Blainjett‘s fascinating hemispheric rotor concept is a totally unique and left-field approach to VTOL flight. The company came up with the bones of the idea while working on the Horizon eVTOL hoverbike, and trying to solve the problem of how to generate lots of efficient vertical thrust without taking up large amounts of space or exposing bystanders to fast-spinning propellers.
Blainjett’s solution was to go with big, variable pitch rotors for efficiency, but to tuck the entire retreating half of the swept disc away under the bike’s bodywork. Using a split swashplate, adapted from the helicopter world, they devised a system that would immediately ramp the blade pitch down to fully horizontal every time it went into its slot in the bodywork, then ramp it back up to a positive lift pitch when it emerged on the other side.

That was on a hoverbike. Now, the company is designing a hemi-rotor, cruise-capable drone to take maximal advantage of the idea, and it adds a couple of interesting wrinkles to make things even more effective.
“If our lab testing continues on its current trajectory,” Zachary says in a new press release, “we believe our [hemi-rotor-configured] prototype will boast the most efficient hover and forward flight profile of any rotor-borne VTOL aircraft.”
Them’s some fightin’ words, alright, but the new machine certainly appears to up the ante. It runs just two lift rotors, but they’re disproportionately huge compared to what you’d see on a typical drone, and they can presumably handle all the micro-corrections and nuances of VTOL flight thanks to their variable-pitch blades.

For VTOL and hover operations, the drone’s top and bottom bodywork opens up in a series of slats, exposing a greater percentage of the rotors’ swept area to airflow and deriving maximum lift. Then, as it begins to move forward under the power of a large rear pusher prop, these slats close up, and the lift rotors begin operating in hemi-rotor mode, flattening out as they pass through the bodywork and pitching back up when they’re out in the air.

At a certain airspeed, the lift rotors are able to stop altogether, pointed out to the sides, and begin acting as wings. The drone’s bodywork itself is designed to act as a wing as well when it’s closed, and the ability to change the pitch of the blades on the lift rotors lets them operate as control surfaces in cruise flight.
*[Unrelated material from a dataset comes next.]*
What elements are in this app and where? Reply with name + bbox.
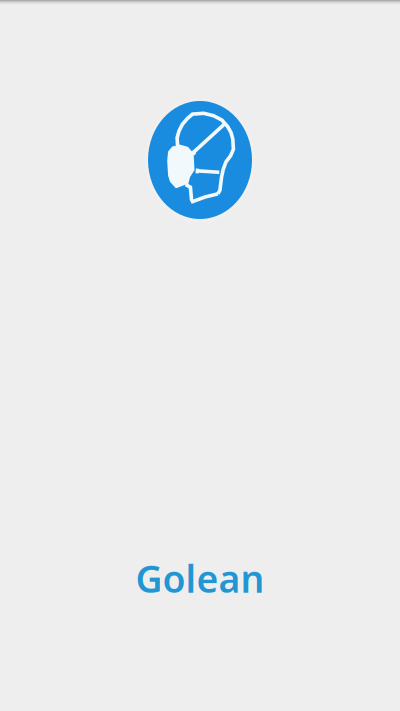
staticText: Golean — [136, 553, 264, 603]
So what you’ve got is a vertical lift system with two enormous rotors instead of four or more much smaller ones, in a very compact ground footprint. If the air can move smoothly through the slats in the bodywork, I can see this being a super-efficient machine in VTOL and hover operations. And then in forward flight, you’ve got another sizeable propeller, a lift-generating body, and a uniquely tuneable set of wings that can be finely managed both in terms of blade pitch and their sweep angle relative to the body.
Blainjett says it’s built small-scale prototypes and tested them in different phases of flight, achieving results that validated its expected lift and drag profiles. The company has entered a partnership with Fenris Electric Systems to develop the complex and custom flight control systems it’ll need to operate all the bells and whistles on this bad boy.